Au cours des 15 dernières années, le monde musulman a connu un nombre jusque-là inégalé de femmes allant travailler au lieu de rester chez elles, en particulier au sein de la génération Y. Des millions d’entre elles ont rejoint le monde du travail pour la première fois, dans un mouvement où l’économie l’emporte sur la culture.
Le monde musulman n’est pas une entité monolithique, mais un ensemble diversifié d’économies, de cultures et de géographies. La plupart des musulmans du monde vivent dans 30 marchés émergents, où ils représentent la majorité de la population. Ensemble, ces économies représentent 12 % du PIB mondial et un cinquième de la population.

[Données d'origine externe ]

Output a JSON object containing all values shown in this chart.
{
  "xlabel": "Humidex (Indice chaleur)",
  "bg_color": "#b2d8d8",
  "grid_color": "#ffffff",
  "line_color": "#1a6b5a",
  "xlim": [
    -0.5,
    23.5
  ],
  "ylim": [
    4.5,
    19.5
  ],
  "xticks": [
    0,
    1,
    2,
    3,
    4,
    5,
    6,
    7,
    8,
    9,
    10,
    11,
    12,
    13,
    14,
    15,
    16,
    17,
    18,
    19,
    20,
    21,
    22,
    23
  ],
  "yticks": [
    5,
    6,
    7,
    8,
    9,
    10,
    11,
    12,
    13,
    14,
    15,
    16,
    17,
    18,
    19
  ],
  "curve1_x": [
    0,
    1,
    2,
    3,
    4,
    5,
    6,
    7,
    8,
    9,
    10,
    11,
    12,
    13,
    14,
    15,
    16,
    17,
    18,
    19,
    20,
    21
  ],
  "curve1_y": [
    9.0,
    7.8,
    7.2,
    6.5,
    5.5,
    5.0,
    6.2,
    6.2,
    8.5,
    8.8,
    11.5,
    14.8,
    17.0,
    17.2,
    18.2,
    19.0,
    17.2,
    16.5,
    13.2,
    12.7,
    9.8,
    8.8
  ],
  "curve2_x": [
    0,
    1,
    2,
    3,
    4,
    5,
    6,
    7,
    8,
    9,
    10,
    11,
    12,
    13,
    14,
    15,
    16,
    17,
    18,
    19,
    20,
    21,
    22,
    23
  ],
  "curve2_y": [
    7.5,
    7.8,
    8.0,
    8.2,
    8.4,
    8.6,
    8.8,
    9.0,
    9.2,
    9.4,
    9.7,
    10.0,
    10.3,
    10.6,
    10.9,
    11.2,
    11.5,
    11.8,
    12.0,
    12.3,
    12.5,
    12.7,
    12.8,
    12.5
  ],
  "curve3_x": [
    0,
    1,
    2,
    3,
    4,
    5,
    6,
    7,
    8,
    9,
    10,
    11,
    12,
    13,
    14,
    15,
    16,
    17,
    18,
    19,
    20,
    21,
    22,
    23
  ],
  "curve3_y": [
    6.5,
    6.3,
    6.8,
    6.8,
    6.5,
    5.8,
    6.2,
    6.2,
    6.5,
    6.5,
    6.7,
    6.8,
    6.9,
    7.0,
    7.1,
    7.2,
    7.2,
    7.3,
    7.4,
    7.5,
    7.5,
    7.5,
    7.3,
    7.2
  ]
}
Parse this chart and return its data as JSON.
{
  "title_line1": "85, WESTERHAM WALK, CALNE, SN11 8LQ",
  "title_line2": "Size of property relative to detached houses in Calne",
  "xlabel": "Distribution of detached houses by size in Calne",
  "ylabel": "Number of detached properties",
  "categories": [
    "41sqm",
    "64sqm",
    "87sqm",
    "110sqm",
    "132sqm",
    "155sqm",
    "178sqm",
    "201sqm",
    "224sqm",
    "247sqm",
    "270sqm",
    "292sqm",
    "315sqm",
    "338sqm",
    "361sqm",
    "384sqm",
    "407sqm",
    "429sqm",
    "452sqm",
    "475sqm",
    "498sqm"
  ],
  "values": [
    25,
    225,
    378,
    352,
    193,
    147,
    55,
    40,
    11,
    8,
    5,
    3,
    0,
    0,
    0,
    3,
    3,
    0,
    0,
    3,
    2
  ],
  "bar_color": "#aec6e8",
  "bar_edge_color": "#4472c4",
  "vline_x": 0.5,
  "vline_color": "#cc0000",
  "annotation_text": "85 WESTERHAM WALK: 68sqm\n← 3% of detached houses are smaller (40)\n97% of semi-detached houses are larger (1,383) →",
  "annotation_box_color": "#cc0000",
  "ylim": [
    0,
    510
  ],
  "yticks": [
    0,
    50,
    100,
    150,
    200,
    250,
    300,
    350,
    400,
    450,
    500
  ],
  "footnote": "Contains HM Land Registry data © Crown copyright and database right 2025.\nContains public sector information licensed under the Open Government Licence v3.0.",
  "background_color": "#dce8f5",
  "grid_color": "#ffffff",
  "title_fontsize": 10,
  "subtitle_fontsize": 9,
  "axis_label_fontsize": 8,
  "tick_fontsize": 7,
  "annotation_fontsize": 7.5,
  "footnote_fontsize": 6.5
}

Il s’agit notamment de pays à haut niveau de revenu comme l’Arabie saoudite, les Émirats arabes unis, le Qatar et le Koweït ; de pays à revenu dans la moyenne supérieure comme la Malaisie, la Turquie, l’Iran, la Jordanie et la Tunisie ; et d’économies à revenu dans la moyenne inférieure comme le Maroc, le Pakistan, l’Indonésie, l’Égypte, le Bangladesh et le Tadjikistan.
Les musulmans sont également plus jeunes que la moyenne mondiale, avec un âge médian de 23 ans au lieu de 28 – le résultat du « baby boom » qu’a connu le monde musulman. Les jeunes musulmans sont aujourd’hui les plus instruits dans l’histoire de leur pays, ont adopté de nouvelles attitudes et sont adeptes des nouvelles technologies.
Voici 10 choses que vous devez savoir sur l’extraordinaire ascension des femmes actives de cette nouvelle génération :
1. Les femmes représentent maintenant la majorité des étudiants universitaires dans le monde musulman. Traditionnellement minoritaires dans le domaine de l’éducation, les femmes se retrouvent aujourd’hui devant les hommes. En Indonésie, le plus grand pays à majorité musulmane, le taux d’inscription des femmes à l’université est passé de 2 % en 1970 à près de 33 % aujourd’hui, tandis que celui des hommes est passé de 4 % à 29 % au cours de la même période.
En Arabie saoudite, il y a dix ans, environ 30 % des femmes d’âge universitaire fréquentaient l’université. Aujourd’hui, ce chiffre a atteint 50 % – une proportion plus élevée qu’au Mexique, en Chine, au Brésil et en Inde. Il s’agit de la base des talents qui composeront la nouvelle main-d’œuvre en col blanc du monde musulman.
2. L’enseignement des STEM pour les femmes est une véritable réussite, qui prépare les femmes du monde musulman à la quatrième révolution industrielle. Dans la plupart des pays du monde, les femmes représentent un pourcentage très faible des personnes qualifiées dans le codage et les sciences en général. Cependant, il existe cinq pays où, parmi les étudiants inscrits en sciences, technologie, ingénierie et mathématiques (STEM), les femmes sont plus nombreuses que les hommes. Deux d’entre eux, Brunei et le Koweït, sont des économies à majorité musulmane.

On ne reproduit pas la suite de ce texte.